Vladimir Nepomuceno destaca ainda que o governo sinalizou que pretende fazer a reforma administrativa em três fases. Após a aprovação da PEC 32, e dependendo de como ficar o texto final, a intenção é passar às fases dois e três.

“A segunda fase é o que eles chamam de conjunto de projetos de lei, tanto complementar quanto ordinária, na área de gestão de pessoas, incluindo um projeto de gestão de desempenho e um específico de ajustes no Estatuto do Servidor [lei 8.112/90]. Na terceira fase, vão apresentar sob a forma de um projeto de lei complementar o que eles chamam de Novo Serviço Público. Aí vai entrar mais detalhadamente como serão tratados servidores atuais e novos. Abre caminho para um novo marco regulatório de carreira, direitos, estrutura remuneratória, código de conduta e até mesmo para uma lei de greve do funcionalismo”, comenta.

Segundo o consultor, atualmente o Judiciário se baseia na Consolidação das Leis Trabalhistas (CLT) para decidir sobre greves de servidores. “Até os juízes e ministros dos tribunais superiores dizem que, na ausência de lei específica, aplica-se a lei de greve do setor privado. Esta [nova] lei [de greves], segundo informações que a gente tem, vem muito dura”, observa Nepomuceno.

O especialista questiona ainda o entendimento do Ministério da Economia e de setores da sociedade que apoiam a reforma administrativa de que a estabilidade só é necessária para carreiras típicas de Estado, que são aquelas relacionadas a atividades do Poder Público que não encontram paralelo na iniciativa privada, como a de delegado, por exemplo.

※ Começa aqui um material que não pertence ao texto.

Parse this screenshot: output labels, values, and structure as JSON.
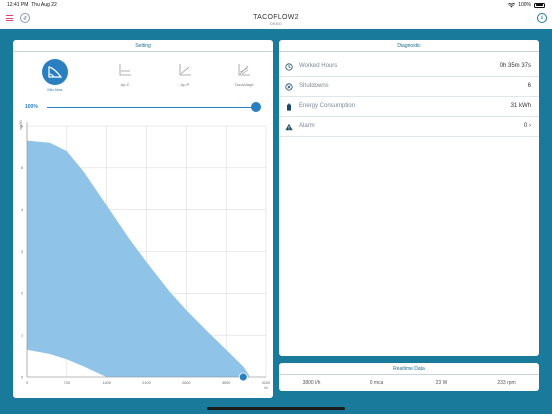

Com base nesse entendimento é que a maioria dos novos servidores não terá estabilidade.

“Vamos separar o que é uma atividade exclusiva do Estado do que é uma atividade típica. Exclusiva é o que só o Estado pode fazer por exemplo, a diplomacia. Ninguém mais pode representar o Brasil lá fora. No entanto, a Constituição Federal diz que saúde e educação são obrigação do Estado. Então, apesar de ter na iniciativa privada, quem trabalha nessas áreas está em atividade típica de Estado porque a Constituição manda. Se é típica, tem que ser exercida por servidores com estabilidade”, argumenta.

Vladimir Nepomuceno também pontua que, embora o caso da denúncia sobre a Covaxin seja o mais comentado no momento, há diversos exemplos de casos em que a estabilidade protegeu os servidores. “Há a situação do delegado [Alexandre Saraiva, da Polícia Federal] lá em Manaus, que denunciou o ministro do Meio Ambiente [Ricardo Salles] e não foi demitido. Há o servidor do Ibama que multou o Bolsonaro [em 2012] por estar pescando em área proibida e dos diversos servidores do Ibama que têm denunciado o desmatamento”, enumera.